兄さんの言葉を聞いて、妹はハッとしたような表情をしてあたしを見た後、突然走り出して居間から出て行ってしまった。それを追おうとするあたしに向かって、兄さんは首を横に振って制止させた。
「今はそっとしておいてやれって。」
-けど…
「ちょっと頭を冷やす時間が、あいつには必要なんだよ。おまえにもだけどな。」コツンッ
そう言いながら近づいてきた兄さんは、呆れたような表情をしながら、あたしの頭を軽く小突いた。

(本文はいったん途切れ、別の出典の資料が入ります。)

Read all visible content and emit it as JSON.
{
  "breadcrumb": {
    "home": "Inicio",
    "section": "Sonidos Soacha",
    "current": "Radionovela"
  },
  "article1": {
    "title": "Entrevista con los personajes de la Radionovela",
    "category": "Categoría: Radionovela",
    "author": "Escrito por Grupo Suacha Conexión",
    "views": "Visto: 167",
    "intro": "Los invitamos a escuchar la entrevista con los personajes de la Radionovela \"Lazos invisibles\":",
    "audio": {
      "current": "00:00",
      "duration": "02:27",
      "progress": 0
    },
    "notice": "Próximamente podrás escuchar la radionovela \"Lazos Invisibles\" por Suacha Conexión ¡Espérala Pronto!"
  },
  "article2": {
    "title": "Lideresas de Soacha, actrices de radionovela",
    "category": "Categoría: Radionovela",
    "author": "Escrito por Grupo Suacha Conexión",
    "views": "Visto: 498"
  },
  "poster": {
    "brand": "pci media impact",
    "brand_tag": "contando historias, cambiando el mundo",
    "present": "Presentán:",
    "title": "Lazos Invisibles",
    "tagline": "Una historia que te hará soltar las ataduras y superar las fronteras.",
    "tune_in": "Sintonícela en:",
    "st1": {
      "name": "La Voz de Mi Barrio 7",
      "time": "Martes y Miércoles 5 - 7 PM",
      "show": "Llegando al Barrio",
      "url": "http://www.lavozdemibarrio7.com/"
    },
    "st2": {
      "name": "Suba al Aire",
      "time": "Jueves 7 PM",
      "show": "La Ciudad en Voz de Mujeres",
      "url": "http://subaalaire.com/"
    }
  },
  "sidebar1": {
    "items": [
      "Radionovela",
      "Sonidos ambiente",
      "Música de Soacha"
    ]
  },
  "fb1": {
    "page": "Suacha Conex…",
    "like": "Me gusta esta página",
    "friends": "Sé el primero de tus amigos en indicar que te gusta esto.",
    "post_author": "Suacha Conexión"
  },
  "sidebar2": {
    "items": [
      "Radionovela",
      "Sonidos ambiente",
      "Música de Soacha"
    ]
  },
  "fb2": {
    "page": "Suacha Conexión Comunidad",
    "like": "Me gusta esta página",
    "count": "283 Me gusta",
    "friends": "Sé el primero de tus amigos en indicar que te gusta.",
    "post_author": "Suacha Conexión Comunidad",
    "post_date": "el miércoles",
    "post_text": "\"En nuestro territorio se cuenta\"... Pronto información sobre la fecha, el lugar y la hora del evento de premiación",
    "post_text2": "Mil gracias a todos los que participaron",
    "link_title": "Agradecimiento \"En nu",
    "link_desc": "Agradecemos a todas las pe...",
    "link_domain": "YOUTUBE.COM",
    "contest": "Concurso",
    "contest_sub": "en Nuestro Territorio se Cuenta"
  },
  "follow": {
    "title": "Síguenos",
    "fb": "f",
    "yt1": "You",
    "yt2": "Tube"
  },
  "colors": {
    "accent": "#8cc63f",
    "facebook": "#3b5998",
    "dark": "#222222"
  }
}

「おまえも、もうちょっと自分を誇って良いんだぞ?自分の才能を過小評価する事は、悪い事じゃないと思うが、度が過ぎたらただの自虐だし、相手からしたらただの嫌味にしか見えないんだからな。」
-うん、解ってる。けど…
「まぁ、バッサリ才能が無いって断言されりゃ、そりゃ尾を引くのも解るよ。俺も同じだからな…」
そう言いながら兄さんは、項垂れるあたしの頭を優しく撫でる。
「けどな、おまえがそこから上り詰めた努力は本物だし、その努力が確実に実を結んでいるのも事実だ。だから、そんなに背中を丸めていないで、シャンッと胸を張っていろって。」
-うん、ありがとう。
そう励ましてくれる兄さんに向かって、自嘲気味に苦笑しながら、あたしはお礼を述べたのだった。